Slow perfomance Runtime 4.1

I have a problem. I wrote CUDA program, MS VS 2008, CUDA Runtime 3.2. Dll wrote in C++, Dll functions called from C#. Program works correctly. Then I rewrote solution for VS 2010, CUDA Runtime 4.2, NVIDIA Nsight 2.1. I created new solution, then added new C# and C++ (Nsight) projects and paste in this projects my code from VS 2008 projects. Program works correctly but speed of CUDA functions became 3 x slower. Have anybody seen problem like this? Do you have ideas about compiler settings or something else??
GPU - Nvidia M540 (mobile)
CPU - Core I7 (2 GHz)
OS - Windows 7 (x64)

I am having a similar issue. I upgraded the CUDA runtime from 3.2 to 4.1 and some of my kernels are 20% to 40% slower.

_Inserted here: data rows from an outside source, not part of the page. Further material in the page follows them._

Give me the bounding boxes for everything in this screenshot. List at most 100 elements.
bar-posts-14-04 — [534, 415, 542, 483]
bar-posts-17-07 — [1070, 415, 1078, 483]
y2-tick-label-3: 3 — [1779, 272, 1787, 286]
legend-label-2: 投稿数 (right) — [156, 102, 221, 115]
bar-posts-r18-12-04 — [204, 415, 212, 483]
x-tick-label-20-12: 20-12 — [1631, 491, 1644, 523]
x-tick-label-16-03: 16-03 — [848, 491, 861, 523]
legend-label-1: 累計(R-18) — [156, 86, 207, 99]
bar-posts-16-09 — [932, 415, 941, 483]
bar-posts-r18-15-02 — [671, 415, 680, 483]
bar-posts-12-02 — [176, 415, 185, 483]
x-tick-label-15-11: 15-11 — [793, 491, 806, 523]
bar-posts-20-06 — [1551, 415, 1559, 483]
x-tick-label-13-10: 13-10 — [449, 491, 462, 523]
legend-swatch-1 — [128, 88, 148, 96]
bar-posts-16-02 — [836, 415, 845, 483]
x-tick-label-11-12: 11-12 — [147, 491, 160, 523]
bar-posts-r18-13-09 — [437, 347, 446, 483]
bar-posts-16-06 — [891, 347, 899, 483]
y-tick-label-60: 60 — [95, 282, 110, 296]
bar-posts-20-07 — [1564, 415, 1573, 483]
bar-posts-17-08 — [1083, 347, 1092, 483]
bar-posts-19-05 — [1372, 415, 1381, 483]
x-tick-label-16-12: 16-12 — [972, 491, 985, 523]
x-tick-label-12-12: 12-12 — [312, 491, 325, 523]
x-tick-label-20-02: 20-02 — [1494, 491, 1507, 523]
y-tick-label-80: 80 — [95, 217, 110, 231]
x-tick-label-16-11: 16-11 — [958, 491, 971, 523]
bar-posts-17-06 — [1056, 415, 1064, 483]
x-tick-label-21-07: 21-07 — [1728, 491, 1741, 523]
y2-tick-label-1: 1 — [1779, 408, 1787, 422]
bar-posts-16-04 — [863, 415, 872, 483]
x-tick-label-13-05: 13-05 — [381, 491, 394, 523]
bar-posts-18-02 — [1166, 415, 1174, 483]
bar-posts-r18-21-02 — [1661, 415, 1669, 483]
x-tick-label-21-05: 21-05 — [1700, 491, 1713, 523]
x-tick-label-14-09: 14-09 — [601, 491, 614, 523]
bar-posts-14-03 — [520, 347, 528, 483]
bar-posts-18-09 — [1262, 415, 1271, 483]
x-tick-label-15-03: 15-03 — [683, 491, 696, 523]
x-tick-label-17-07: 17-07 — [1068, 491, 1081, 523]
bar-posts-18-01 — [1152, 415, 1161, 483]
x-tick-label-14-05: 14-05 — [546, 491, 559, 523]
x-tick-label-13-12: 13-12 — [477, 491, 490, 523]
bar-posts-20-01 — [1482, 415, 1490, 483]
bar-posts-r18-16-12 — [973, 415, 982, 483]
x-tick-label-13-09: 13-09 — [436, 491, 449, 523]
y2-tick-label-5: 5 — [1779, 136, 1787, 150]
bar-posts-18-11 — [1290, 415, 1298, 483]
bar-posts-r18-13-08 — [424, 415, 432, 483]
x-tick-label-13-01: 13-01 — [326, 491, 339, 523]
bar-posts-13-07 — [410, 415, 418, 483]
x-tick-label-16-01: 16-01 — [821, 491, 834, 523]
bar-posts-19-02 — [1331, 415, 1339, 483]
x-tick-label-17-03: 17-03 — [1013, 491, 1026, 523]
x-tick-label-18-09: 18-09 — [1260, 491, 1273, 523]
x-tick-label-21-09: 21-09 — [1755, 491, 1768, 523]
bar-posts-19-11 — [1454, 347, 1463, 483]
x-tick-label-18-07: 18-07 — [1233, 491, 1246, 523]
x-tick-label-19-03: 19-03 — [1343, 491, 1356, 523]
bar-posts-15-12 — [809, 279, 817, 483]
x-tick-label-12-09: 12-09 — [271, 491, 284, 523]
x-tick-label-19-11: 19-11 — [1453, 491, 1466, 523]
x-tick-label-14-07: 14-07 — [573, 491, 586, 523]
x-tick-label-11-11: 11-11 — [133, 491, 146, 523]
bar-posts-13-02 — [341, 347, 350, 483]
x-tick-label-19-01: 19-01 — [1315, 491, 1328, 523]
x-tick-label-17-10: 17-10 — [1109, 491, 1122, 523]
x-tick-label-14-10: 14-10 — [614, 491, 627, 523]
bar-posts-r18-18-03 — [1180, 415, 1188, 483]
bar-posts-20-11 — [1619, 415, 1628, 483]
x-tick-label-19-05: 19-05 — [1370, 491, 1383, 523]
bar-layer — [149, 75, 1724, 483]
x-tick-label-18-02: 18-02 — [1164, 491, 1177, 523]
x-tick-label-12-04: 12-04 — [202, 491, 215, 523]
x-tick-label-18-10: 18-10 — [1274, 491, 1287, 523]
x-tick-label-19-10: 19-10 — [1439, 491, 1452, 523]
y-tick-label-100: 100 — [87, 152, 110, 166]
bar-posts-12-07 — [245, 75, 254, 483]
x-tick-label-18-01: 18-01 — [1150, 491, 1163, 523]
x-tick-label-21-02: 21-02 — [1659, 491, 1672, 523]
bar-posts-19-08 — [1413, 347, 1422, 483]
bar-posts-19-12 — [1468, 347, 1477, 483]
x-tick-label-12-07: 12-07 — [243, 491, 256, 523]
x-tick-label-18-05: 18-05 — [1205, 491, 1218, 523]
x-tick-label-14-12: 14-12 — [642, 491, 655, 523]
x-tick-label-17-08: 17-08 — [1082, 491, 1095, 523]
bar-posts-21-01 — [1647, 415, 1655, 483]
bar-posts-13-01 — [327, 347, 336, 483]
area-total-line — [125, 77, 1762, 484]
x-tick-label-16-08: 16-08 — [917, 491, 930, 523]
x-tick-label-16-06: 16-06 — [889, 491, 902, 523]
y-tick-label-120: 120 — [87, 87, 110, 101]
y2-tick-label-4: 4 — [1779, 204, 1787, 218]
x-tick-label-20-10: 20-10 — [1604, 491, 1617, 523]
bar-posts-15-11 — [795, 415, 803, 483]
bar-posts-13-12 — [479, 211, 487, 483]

For significant slowdowns in CUDA 4.1 due to code generation, such as those reported here, I would suggest filing bugs against the compiler. Please attach a self-contained repro case to the bug report. A link to a bug reporting form can be found on the start page of the registered developer website,

CUDA 4.1 contains significant changes to the compiler infrastructure. While much effort has gone into avoiding performance regressions with the revamped compiler, compilers are complex pieces of software containing numerous heuristics, and it is impossible to cover every possible permutation in testing. Thus regressions can occur but are expected to be fairly rare. Filing bugs for any functional issues or significant performance regressions will help with eliminating the remaining kinks. Thank you for your help.